Küçük yaşta sevdiğiniz bir kişi ile ileride evlendiniz. Bu sonucu almak için belki de hava da çok parendeler attınız. Belki de gerçekleşmeyecekmiş gibi, görünen bu süreçte yıldınız, yoruldunuz ama işte beklediğiniz o an geldi… Çok sevdiğiniz bu kişi artık kollarınızda değil mi?...

Bir filme daldınız o filmde de bu tür sahneleri belki yüzlerce kez izlemişsinizdir. Hep izlediğimiz filmlerin güzel bitmesine bayılmışızdır.
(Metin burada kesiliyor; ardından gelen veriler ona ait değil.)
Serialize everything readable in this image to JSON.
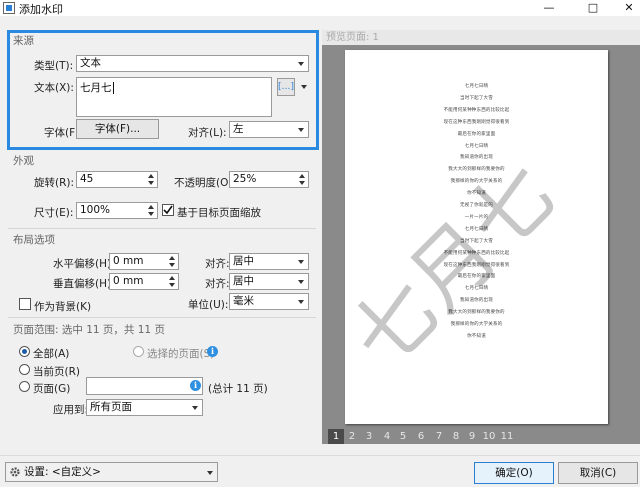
{
  "window": {
    "title": "添加水印",
    "minimize": "—",
    "maximize": "□",
    "close": "✕"
  },
  "source": {
    "header": "来源",
    "type_label": "类型(T):",
    "type_value": "文本",
    "text_label": "文本(X):",
    "text_value": "七月七",
    "insert_btn": "[…]",
    "font_label": "字体(F):",
    "font_btn": "字体(F)...",
    "align_label": "对齐(L):",
    "align_value": "左"
  },
  "appearance": {
    "header": "外观",
    "rotation_label": "旋转(R):",
    "rotation_value": "45",
    "opacity_label": "不透明度(O):",
    "opacity_value": "25%",
    "size_label": "尺寸(E):",
    "size_value": "100%",
    "scale_label": "基于目标页面缩放",
    "scale_checked": true
  },
  "layout": {
    "header": "布局选项",
    "h_offset_label": "水平偏移(H):",
    "h_offset_value": "0 mm",
    "h_align_label": "对齐:",
    "h_align_value": "居中",
    "v_offset_label": "垂直偏移(H):",
    "v_offset_value": "0 mm",
    "v_align_label": "对齐:",
    "v_align_value": "居中",
    "background_label": "作为背景(K)",
    "unit_label": "单位(U):",
    "unit_value": "毫米"
  },
  "page_range": {
    "header": "页面范围: 选中 11 页，共 11 页",
    "all_label": "全部(A)",
    "selected_label": "选择的页面(S)",
    "current_label": "当前页(R)",
    "pages_label": "页面(G)",
    "pages_value": "",
    "total_label": "(总计 11 页)",
    "apply_label": "应用到:",
    "apply_value": "所有页面"
  },
  "preview": {
    "header": "预览页面: 1",
    "watermark": "七月七",
    "doc_lines": [
      "七月七日晴",
      "当时下起了大雪",
      "不能用何某种种东西的比较比起",
      "现在这种东西我刚刚觉得很看到",
      "最后在你的家里面",
      "七月七日晴",
      "我知道你的出现",
      "我大大的到那样的我要你的",
      "我那样的你的大学关系的",
      "你不知道",
      "无视了你就是的",
      "一片一片的",
      "七月七日晴",
      "当时下起了大雪",
      "不能用何某种种东西的比较比起",
      "现在这种东西我刚刚觉得很看到",
      "最后在你的家里面",
      "七月七日晴",
      "我知道你的出现",
      "我大大的到那样的我要你的",
      "我那样的你的大学关系的",
      "你不知道"
    ],
    "pages": [
      "1",
      "2",
      "3",
      "4",
      "5",
      "6",
      "7",
      "8",
      "9",
      "10",
      "11"
    ],
    "active_page": "1"
  },
  "footer": {
    "settings_label": "设置: <自定义>",
    "ok": "确定(O)",
    "cancel": "取消(C)"
  },
  "colors": {
    "focus_border": "#2a8ae0",
    "accent": "#2f8fe0"
  }
}
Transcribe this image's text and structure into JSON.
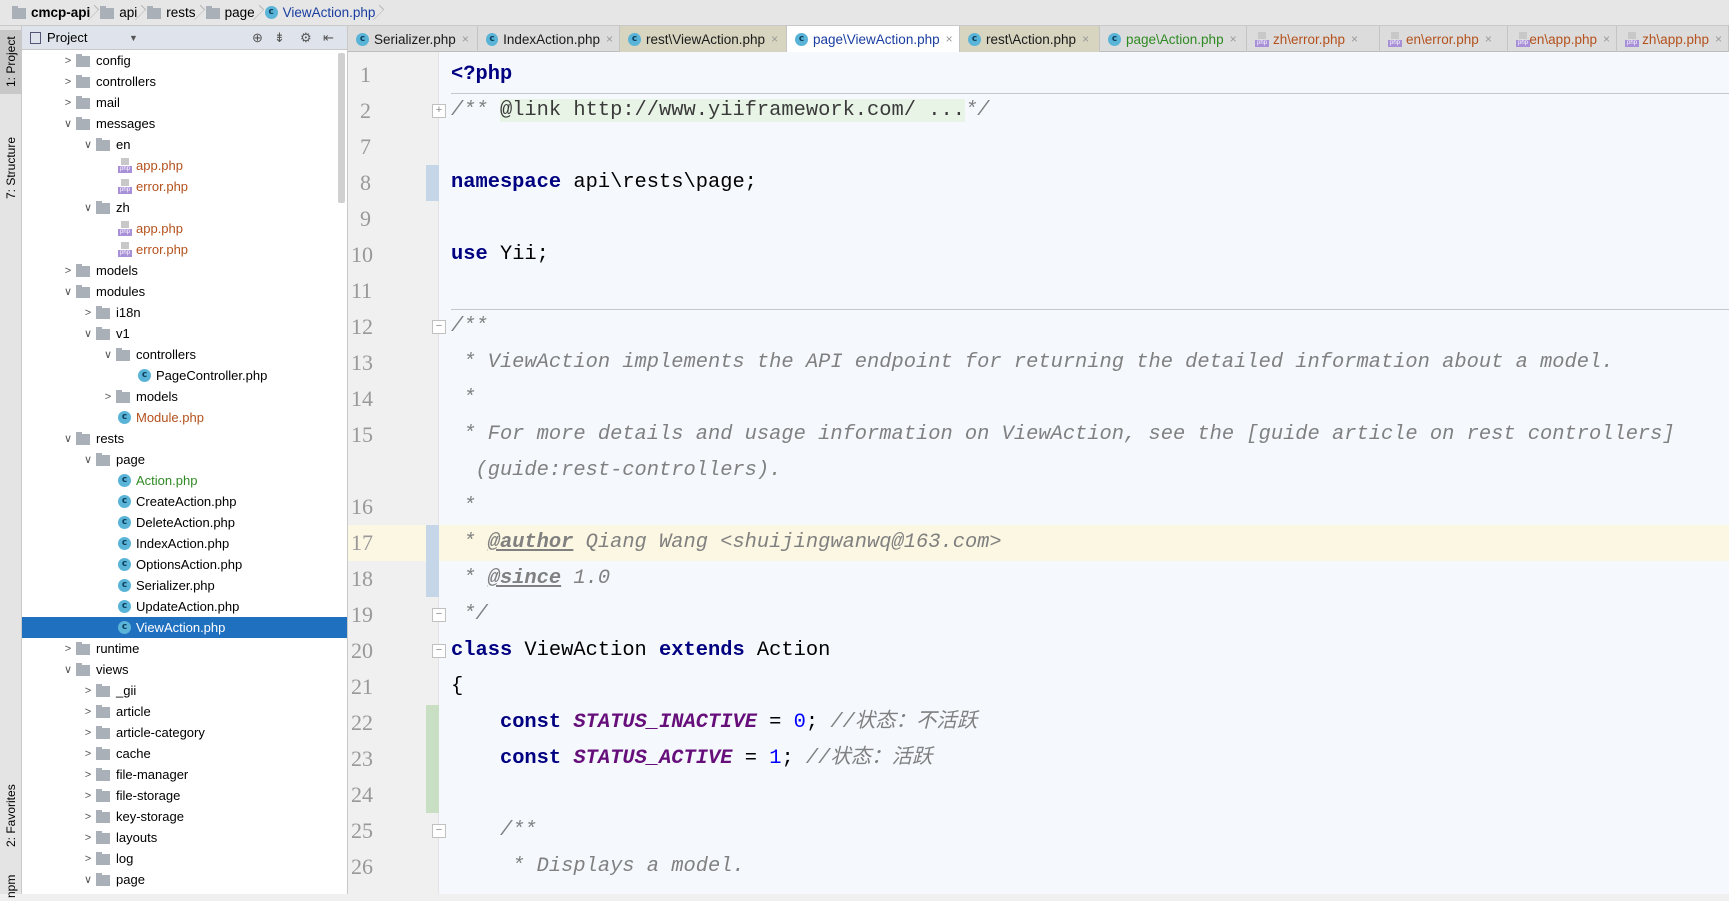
{
  "breadcrumb": [
    "cmcp-api",
    "api",
    "rests",
    "page",
    "ViewAction.php"
  ],
  "tool_strip": {
    "project": "1: Project",
    "structure": "7: Structure",
    "favorites": "2: Favorites",
    "npm": "npm"
  },
  "sidebar": {
    "title": "Project",
    "items": [
      {
        "label": "config",
        "level": 0,
        "type": "folder",
        "state": "collapsed"
      },
      {
        "label": "controllers",
        "level": 0,
        "type": "folder",
        "state": "collapsed"
      },
      {
        "label": "mail",
        "level": 0,
        "type": "folder",
        "state": "collapsed"
      },
      {
        "label": "messages",
        "level": 0,
        "type": "folder",
        "state": "expanded"
      },
      {
        "label": "en",
        "level": 1,
        "type": "folder",
        "state": "expanded"
      },
      {
        "label": "app.php",
        "level": 2,
        "type": "php",
        "color": "#b4511c"
      },
      {
        "label": "error.php",
        "level": 2,
        "type": "php",
        "color": "#b4511c"
      },
      {
        "label": "zh",
        "level": 1,
        "type": "folder",
        "state": "expanded"
      },
      {
        "label": "app.php",
        "level": 2,
        "type": "php",
        "color": "#b4511c"
      },
      {
        "label": "error.php",
        "level": 2,
        "type": "php",
        "color": "#b4511c"
      },
      {
        "label": "models",
        "level": 0,
        "type": "folder",
        "state": "collapsed"
      },
      {
        "label": "modules",
        "level": 0,
        "type": "folder",
        "state": "expanded"
      },
      {
        "label": "i18n",
        "level": 1,
        "type": "folder",
        "state": "collapsed"
      },
      {
        "label": "v1",
        "level": 1,
        "type": "folder",
        "state": "expanded"
      },
      {
        "label": "controllers",
        "level": 2,
        "type": "folder",
        "state": "expanded"
      },
      {
        "label": "PageController.php",
        "level": 3,
        "type": "class"
      },
      {
        "label": "models",
        "level": 2,
        "type": "folder",
        "state": "collapsed"
      },
      {
        "label": "Module.php",
        "level": 2,
        "type": "class",
        "color": "#b4511c"
      },
      {
        "label": "rests",
        "level": 0,
        "type": "folder",
        "state": "expanded"
      },
      {
        "label": "page",
        "level": 1,
        "type": "folder",
        "state": "expanded"
      },
      {
        "label": "Action.php",
        "level": 2,
        "type": "class",
        "color": "#2f8a24"
      },
      {
        "label": "CreateAction.php",
        "level": 2,
        "type": "class"
      },
      {
        "label": "DeleteAction.php",
        "level": 2,
        "type": "class"
      },
      {
        "label": "IndexAction.php",
        "level": 2,
        "type": "class"
      },
      {
        "label": "OptionsAction.php",
        "level": 2,
        "type": "class"
      },
      {
        "label": "Serializer.php",
        "level": 2,
        "type": "class"
      },
      {
        "label": "UpdateAction.php",
        "level": 2,
        "type": "class"
      },
      {
        "label": "ViewAction.php",
        "level": 2,
        "type": "class",
        "selected": true
      },
      {
        "label": "runtime",
        "level": 0,
        "type": "folder",
        "state": "collapsed"
      },
      {
        "label": "views",
        "level": 0,
        "type": "folder",
        "state": "expanded"
      },
      {
        "label": "_gii",
        "level": 1,
        "type": "folder",
        "state": "collapsed"
      },
      {
        "label": "article",
        "level": 1,
        "type": "folder",
        "state": "collapsed"
      },
      {
        "label": "article-category",
        "level": 1,
        "type": "folder",
        "state": "collapsed"
      },
      {
        "label": "cache",
        "level": 1,
        "type": "folder",
        "state": "collapsed"
      },
      {
        "label": "file-manager",
        "level": 1,
        "type": "folder",
        "state": "collapsed"
      },
      {
        "label": "file-storage",
        "level": 1,
        "type": "folder",
        "state": "collapsed"
      },
      {
        "label": "key-storage",
        "level": 1,
        "type": "folder",
        "state": "collapsed"
      },
      {
        "label": "layouts",
        "level": 1,
        "type": "folder",
        "state": "collapsed"
      },
      {
        "label": "log",
        "level": 1,
        "type": "folder",
        "state": "collapsed"
      },
      {
        "label": "page",
        "level": 1,
        "type": "folder",
        "state": "expanded"
      }
    ]
  },
  "tabs": [
    {
      "label": "Serializer.php",
      "icon": "class",
      "w": 130
    },
    {
      "label": "IndexAction.php",
      "icon": "class",
      "w": 142
    },
    {
      "label": "rest\\ViewAction.php",
      "icon": "class",
      "w": 167,
      "style": "olive"
    },
    {
      "label": "page\\ViewAction.php",
      "icon": "class",
      "w": 173,
      "active": true
    },
    {
      "label": "rest\\Action.php",
      "icon": "class",
      "w": 140,
      "style": "olive"
    },
    {
      "label": "page\\Action.php",
      "icon": "class",
      "w": 147,
      "color": "#2f8a24"
    },
    {
      "label": "zh\\error.php",
      "icon": "php",
      "w": 133,
      "color": "#b4511c"
    },
    {
      "label": "en\\error.php",
      "icon": "php",
      "w": 128,
      "color": "#b4511c"
    },
    {
      "label": "en\\app.php",
      "icon": "php",
      "w": 109,
      "color": "#b4511c"
    },
    {
      "label": "zh\\app.php",
      "icon": "php",
      "w": 112,
      "color": "#b4511c"
    }
  ],
  "code": [
    {
      "n": "1",
      "t": [
        [
          "kw",
          "<?php"
        ]
      ],
      "sep": true
    },
    {
      "n": "2",
      "fold": "+",
      "t": [
        [
          "cm",
          "/** "
        ],
        [
          "link",
          "@link http://www.yiiframework.com/ ..."
        ],
        [
          "cm",
          "*/"
        ]
      ]
    },
    {
      "n": "7",
      "t": []
    },
    {
      "n": "8",
      "mark": "#c5d6e8",
      "t": [
        [
          "kw",
          "namespace"
        ],
        [
          "tx",
          " api\\rests\\page;"
        ]
      ]
    },
    {
      "n": "9",
      "t": []
    },
    {
      "n": "10",
      "t": [
        [
          "kw",
          "use"
        ],
        [
          "tx",
          " Yii;"
        ]
      ]
    },
    {
      "n": "11",
      "t": [],
      "sep": true
    },
    {
      "n": "12",
      "fold": "−",
      "t": [
        [
          "cm",
          "/**"
        ]
      ]
    },
    {
      "n": "13",
      "t": [
        [
          "cm",
          " * ViewAction implements the API endpoint for returning the detailed information about a model."
        ]
      ]
    },
    {
      "n": "14",
      "t": [
        [
          "cm",
          " *"
        ]
      ]
    },
    {
      "n": "15",
      "t": [
        [
          "cm",
          " * For more details and usage information on ViewAction, see the [guide article on rest controllers]"
        ]
      ]
    },
    {
      "n": "",
      "t": [
        [
          "cm",
          "  (guide:rest-controllers)."
        ]
      ]
    },
    {
      "n": "16",
      "t": [
        [
          "cm",
          " *"
        ]
      ]
    },
    {
      "n": "17",
      "cur": true,
      "mark": "#c5d6e8",
      "t": [
        [
          "cm",
          " * "
        ],
        [
          "tag",
          "@author"
        ],
        [
          "cm",
          " Qiang Wang <shuijingwanwq@163.com>"
        ]
      ]
    },
    {
      "n": "18",
      "mark": "#c5d6e8",
      "t": [
        [
          "cm",
          " * "
        ],
        [
          "tag",
          "@since"
        ],
        [
          "cm",
          " 1.0"
        ]
      ]
    },
    {
      "n": "19",
      "fold": "−",
      "t": [
        [
          "cm",
          " */"
        ]
      ]
    },
    {
      "n": "20",
      "fold": "−",
      "t": [
        [
          "kw",
          "class"
        ],
        [
          "tx",
          " ViewAction "
        ],
        [
          "kw",
          "extends"
        ],
        [
          "tx",
          " Action"
        ]
      ]
    },
    {
      "n": "21",
      "t": [
        [
          "tx",
          "{"
        ]
      ]
    },
    {
      "n": "22",
      "mark": "#c9dfc3",
      "t": [
        [
          "tx",
          "    "
        ],
        [
          "kw",
          "const"
        ],
        [
          "tx",
          " "
        ],
        [
          "const",
          "STATUS_INACTIVE"
        ],
        [
          "tx",
          " = "
        ],
        [
          "num",
          "0"
        ],
        [
          "tx",
          "; "
        ],
        [
          "cm",
          "//状态：不活跃"
        ]
      ]
    },
    {
      "n": "23",
      "mark": "#c9dfc3",
      "t": [
        [
          "tx",
          "    "
        ],
        [
          "kw",
          "const"
        ],
        [
          "tx",
          " "
        ],
        [
          "const",
          "STATUS_ACTIVE"
        ],
        [
          "tx",
          " = "
        ],
        [
          "num",
          "1"
        ],
        [
          "tx",
          "; "
        ],
        [
          "cm",
          "//状态：活跃"
        ]
      ]
    },
    {
      "n": "24",
      "mark": "#c9dfc3",
      "t": []
    },
    {
      "n": "25",
      "fold": "−",
      "t": [
        [
          "tx",
          "    "
        ],
        [
          "cm",
          "/**"
        ]
      ]
    },
    {
      "n": "26",
      "t": [
        [
          "cm",
          "     * Displays a model."
        ]
      ]
    }
  ]
}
Kötü bir son gördüğümüzde içimizde bir burukluk kalır genelde…. Neden istediğimiz gibi bitmediği için hayıflanırız belki de…
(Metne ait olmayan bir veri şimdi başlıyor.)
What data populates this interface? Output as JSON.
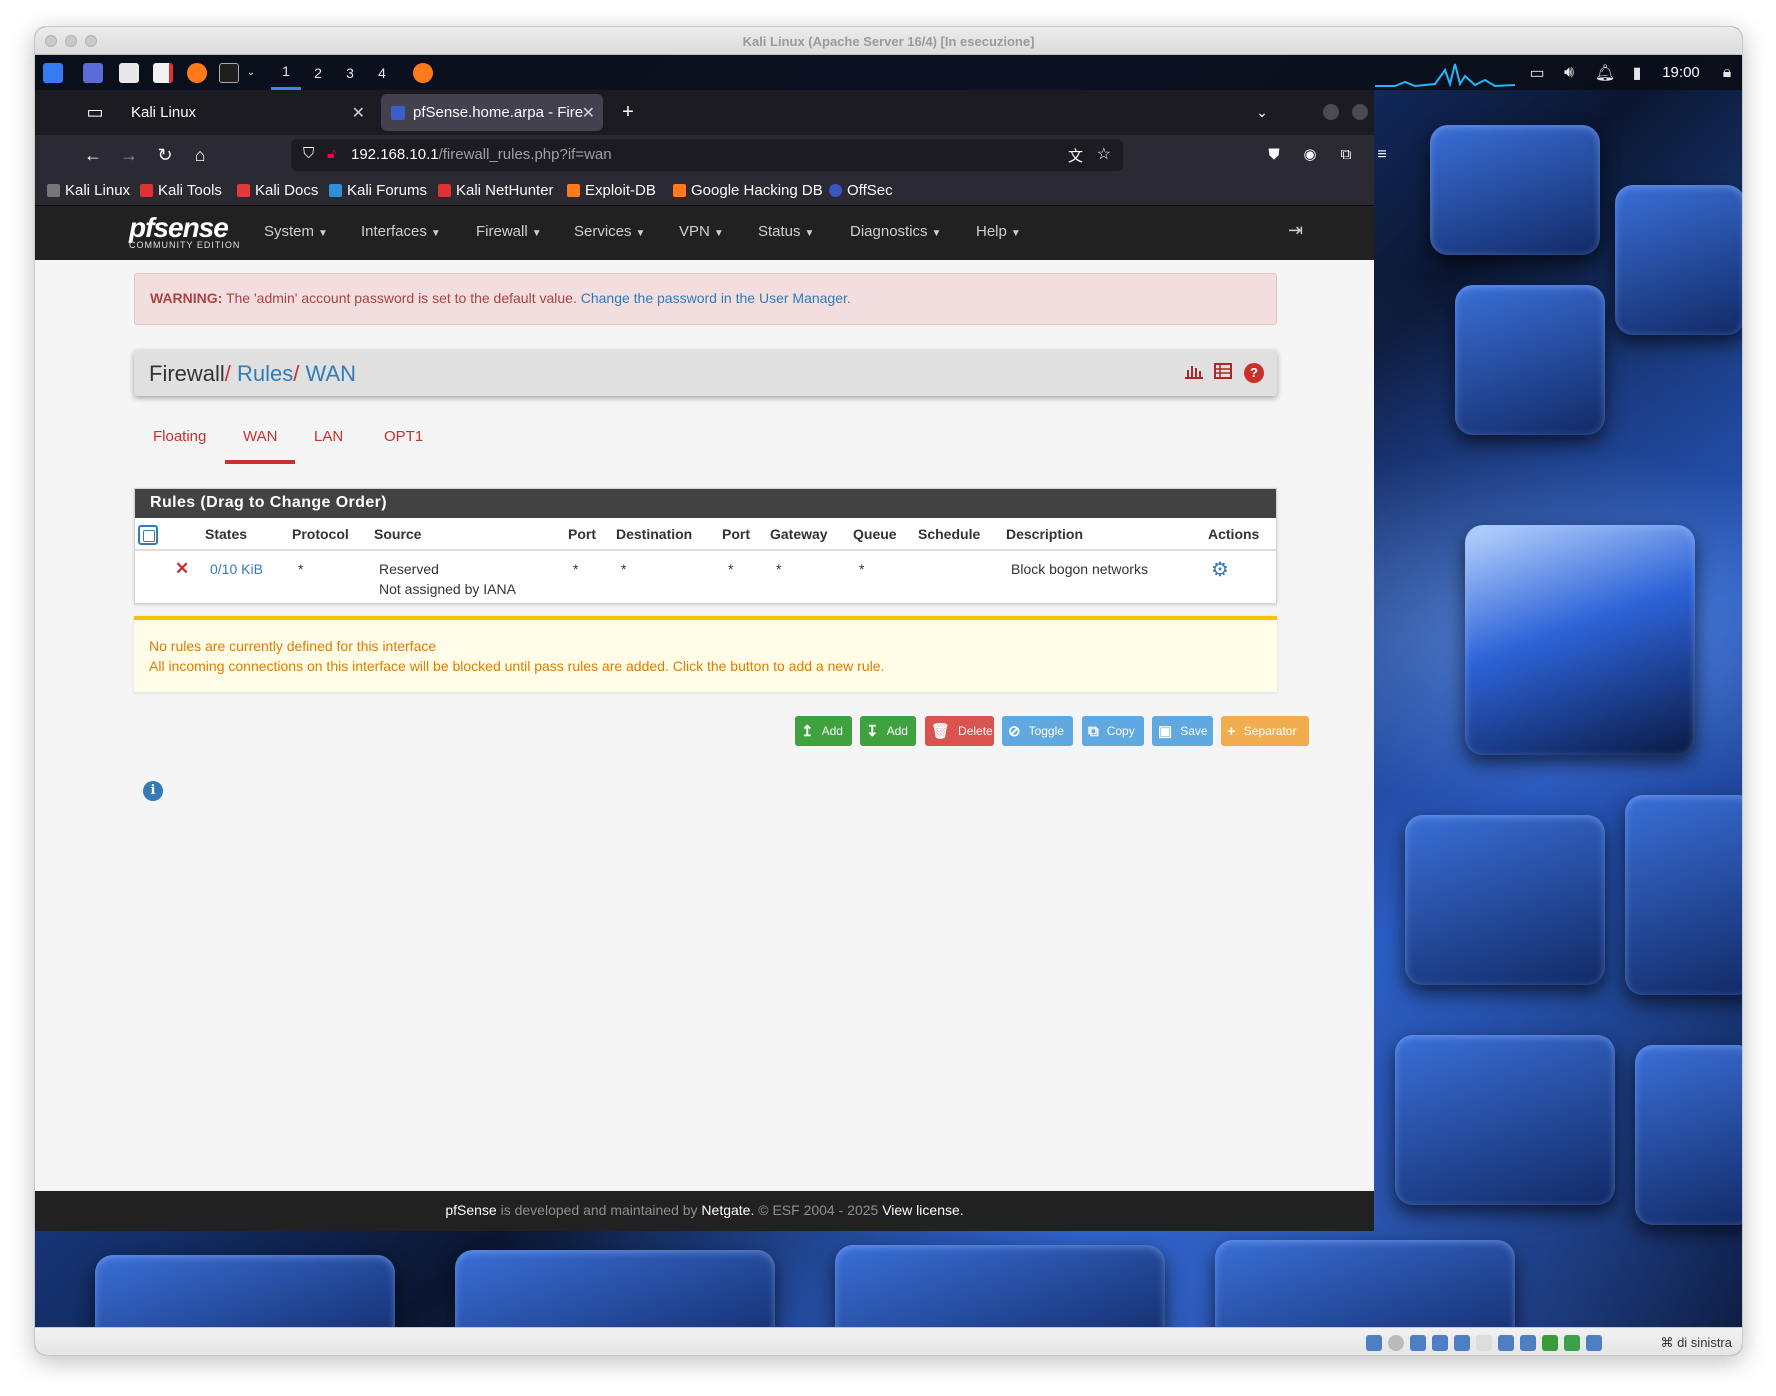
{
  "vm_window": {
    "title": "Kali Linux (Apache Server 16/4) [In esecuzione]",
    "host_key_label": "⌘ di sinistra"
  },
  "kali_panel": {
    "workspaces": [
      "1",
      "2",
      "3",
      "4"
    ],
    "clock": "19:00"
  },
  "browser": {
    "tabs": [
      {
        "label": "Kali Linux"
      },
      {
        "label": "pfSense.home.arpa - Fire"
      }
    ],
    "new_tab": "+",
    "url_host": "192.168.10.1",
    "url_path": "/firewall_rules.php?if=wan",
    "bookmarks": [
      "Kali Linux",
      "Kali Tools",
      "Kali Docs",
      "Kali Forums",
      "Kali NetHunter",
      "Exploit-DB",
      "Google Hacking DB",
      "OffSec"
    ]
  },
  "pfsense": {
    "logo_main": "pfsense",
    "logo_sub": "COMMUNITY EDITION",
    "menu": [
      "System",
      "Interfaces",
      "Firewall",
      "Services",
      "VPN",
      "Status",
      "Diagnostics",
      "Help"
    ],
    "warning": {
      "label": "WARNING:",
      "text": " The 'admin' account password is set to the default value. ",
      "link": "Change the password in the User Manager."
    },
    "breadcrumb": {
      "root": "Firewall",
      "sep1": "/ ",
      "level2": "Rules",
      "sep2": "/ ",
      "level3": "WAN"
    },
    "interface_tabs": [
      "Floating",
      "WAN",
      "LAN",
      "OPT1"
    ],
    "active_tab": "WAN",
    "rules_heading": "Rules (Drag to Change Order)",
    "columns": [
      "States",
      "Protocol",
      "Source",
      "Port",
      "Destination",
      "Port",
      "Gateway",
      "Queue",
      "Schedule",
      "Description",
      "Actions"
    ],
    "rule": {
      "states": "0/10 KiB",
      "protocol": "*",
      "source_line1": "Reserved",
      "source_line2": "Not assigned by IANA",
      "source_port": "*",
      "destination": "*",
      "dest_port": "*",
      "gateway": "*",
      "queue": "*",
      "schedule": "",
      "description": "Block bogon networks"
    },
    "notice_line1": "No rules are currently defined for this interface",
    "notice_line2": "All incoming connections on this interface will be blocked until pass rules are added. Click the button to add a new rule.",
    "buttons": {
      "add_top": "Add",
      "add_bottom": "Add",
      "delete": "Delete",
      "toggle": "Toggle",
      "copy": "Copy",
      "save": "Save",
      "separator": "Separator"
    },
    "footer": {
      "brand": "pfSense",
      "text1": " is developed and maintained by ",
      "company": "Netgate.",
      "text2": " © ESF 2004 - 2025 ",
      "license": "View license."
    }
  },
  "colors": {
    "pf_red": "#c9302c",
    "pf_link": "#337ab7",
    "pf_navbar": "#212121",
    "warning_bg": "#f2dede",
    "notice_bg": "#fffce8"
  }
}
Hayatta işte böyledir sevgili dostlar… Güzellikler karşısında sevinir, olumsuzluklar karşısında üzülürüz….

Güzel bir söz, bir kahkaha, bir film, bir makale, iyi bir şekilde kaleme alınmış bir yazı bizi hayata bağlar. Yaşadığımıza şükrederiz. Böyle güzellikler var olduğu için….

Bir adam düşünün tüm ümidini kaybetmiş, yüksek bir mekana çıkmış, artık yaşam tadı kalmadığı içinde hayatını sonlandırmayı düşünüyor. İşte bu durumda bile insanlar bu kişiye yardım etmek için çırpınabiliyorlar…. Ve bu adam kesin atlayacak dediğimiz zamanda bile bu ümitsiz vatandaşa bile yardım eden, onu ikna eden birilerini görür ve seviniriz.Aslında soru şudur? Hayatını sonlandıran mı vazgeçmiştir, yoksa onu bu durumdan vazgeçirmeye çalışan insanlar çok değişik sözler mi bu kişiyi yola getirmişlerdir….

Ben genel olarak insanların karşılıklı konuşmasından yanayım…

Karşılıklı olarak fikirlerini paylaşan insanlar hayatta daha başarılı ve sosyal yönden güçlü olabilirler diye düşünüyorum.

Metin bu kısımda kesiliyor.